Hectic finish leads to baseball win for James River

Hectic finish leads to baseball win for James River

Six outs.

Six measly outs.

That’s all the James River Rapids needed to record Tuesday night to put visiting Midlothian away in yet another episode of their long-standing Chesterfield County baseball rivalry.

With two innings left to play on the Dave Cottrell Field, you see, Coach Pete Schumacher’s guys held a 5-3 lead, and relief pitcher Conner Sprouse had just recorded three strikeouts in the top of the fourth after Brody Still led off with a home run into the woods behind the left field wall.

The Rapids were now in control, it seemed.

The momentum, fueled by Sprouse’s strong right arm, was theirs.

Energy flowed from their dugout. 

It was a stick-a-fork-in-it, they’re-done moment.

All they needed to do, then, was finish.

The Trojans, though, had other ideas.

OK, sure, the Rapids ultimately scored a 7-3 victory, but those final six outs came with a much higher degree of difficulty they hoped or imagined. 

“Yes,” Schumacher said. “Very much so.

“A lot of times when you get down late the wind’s out of your sails. Hats off to Midlo. They fought and battled.”

Ben McAuliffe led off the Midlothian sixth by drawing a walk and advanced to second on Hank Carroll’s single up the middle that, had not JR second baseman Eli Hulette made a lunging stop, would have gone for extra bases and perhaps sent McAuliffe home.

Grant Meyers followed with a shot to Sprouse, but McAuliffe, running on the pitch, beat Sprouse’s throw to third to load the bases with one out.

The Rapids (12-1) then turned an exquisitely executed shortstop-to-second-to-first double play made possible when Hulette, the second baseman, took the throw from Matt Schumacher, pivoted on the move, and with no margin for error made the pinpoint throw to Will Camera to retire the side and end the threat.

“I’m trying to do what I can to help my pitchers out,” Hulette said. “I want them to trust our defense.”

They weren’t the first gems Hulette delivered, nor were they the last.

In the first inning, he was the middleman on another 6-4-3 double play that quickly ended a potential Midlo rally.

The next inning, the Trojans (4-9) went up 2-0.  McAuliffe singled and advanced to second on Carroll’s sacrifice bunt, then to third on Meyers’s single. Brady Kinker entered as a courtesy runner for Meyers and promptly stole second. As he did, McAuliffe stole home.

Still’s liner up the middle then scored Kinker.

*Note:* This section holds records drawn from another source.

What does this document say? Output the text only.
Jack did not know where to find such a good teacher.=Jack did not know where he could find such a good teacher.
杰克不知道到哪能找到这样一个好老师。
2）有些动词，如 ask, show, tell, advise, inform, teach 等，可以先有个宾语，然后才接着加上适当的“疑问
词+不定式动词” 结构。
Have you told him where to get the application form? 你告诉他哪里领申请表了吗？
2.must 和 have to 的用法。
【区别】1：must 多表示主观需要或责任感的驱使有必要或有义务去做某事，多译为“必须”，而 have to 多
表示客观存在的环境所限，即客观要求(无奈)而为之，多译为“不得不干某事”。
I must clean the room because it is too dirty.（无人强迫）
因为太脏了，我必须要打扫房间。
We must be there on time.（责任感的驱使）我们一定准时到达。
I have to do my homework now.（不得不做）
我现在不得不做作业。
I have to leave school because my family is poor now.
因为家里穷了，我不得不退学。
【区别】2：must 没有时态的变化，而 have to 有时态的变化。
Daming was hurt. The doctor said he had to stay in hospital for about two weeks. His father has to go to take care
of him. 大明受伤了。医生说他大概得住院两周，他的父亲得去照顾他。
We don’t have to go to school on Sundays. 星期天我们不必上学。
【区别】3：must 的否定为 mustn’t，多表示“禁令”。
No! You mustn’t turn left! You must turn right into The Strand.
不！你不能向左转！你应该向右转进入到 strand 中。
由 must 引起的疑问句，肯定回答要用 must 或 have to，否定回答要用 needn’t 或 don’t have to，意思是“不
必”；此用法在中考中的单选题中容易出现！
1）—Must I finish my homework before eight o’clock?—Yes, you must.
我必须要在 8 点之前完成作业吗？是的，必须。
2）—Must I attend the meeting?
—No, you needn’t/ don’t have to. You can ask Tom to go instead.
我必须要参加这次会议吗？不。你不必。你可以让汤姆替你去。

In the third, James River strung together five singles to score four runs.  Smith’s shot down the leftfield line scored Matt Schumacher; Hulette’s sharp single to left scored Nolan Anthony and Smith; and Jake Schumacher’s single to center sent Hulette across the plate.

“I got into a two-strike count,” Hulette said. “He’d thrown me a lot of off speed. I was just trying to sit on that and take it the other way, and it went right over the shortstop.”

James River went up 5-2 in the bottom of the fourth.

Smith led off by drawing a base on balls and ultimately crossed the plate when Camera drew a bases-loaded walk.

After Still’s home run cut the Trojans’ deficit to two runs and James River’s defensive handiwork prevented further damage, the Rapids added a two-run cushion in the bottom of the sixth.

Smith led off with another walk, stole second, advanced to third on a wild pitch, and scored when Hulette smacked a shot to right and stretched an apparent single into a double with a head-first slide into second.

“Coach Schu(macher) and our whole coaching staff preach about hustling,” Hulette said. “I saw it get past (the fielder). Immediately, I was thinking, take an extra base.”

Hulette moved to third thanks to Alex Adams’s sacrifice bunt and scored when Sprouse reached base on an infield error. 

“I came up to the plate in multiple situations with runners in scoring position and less than two outs,” said Hulette. “I was just trying to do my job and put the ball in play.”

All told, Hulette, the leadoff hitter, went 3-for-4 with two runs and three RBI.

Smith, who bats last in the order, went 1-for-1, walked twice, and converted his offensive opportunities into three runs scored.

“As the nine-hole hitter,” Smith said, “I just want to get on base for the leadoff batters so they can produce. Everybody knows they can contribute.”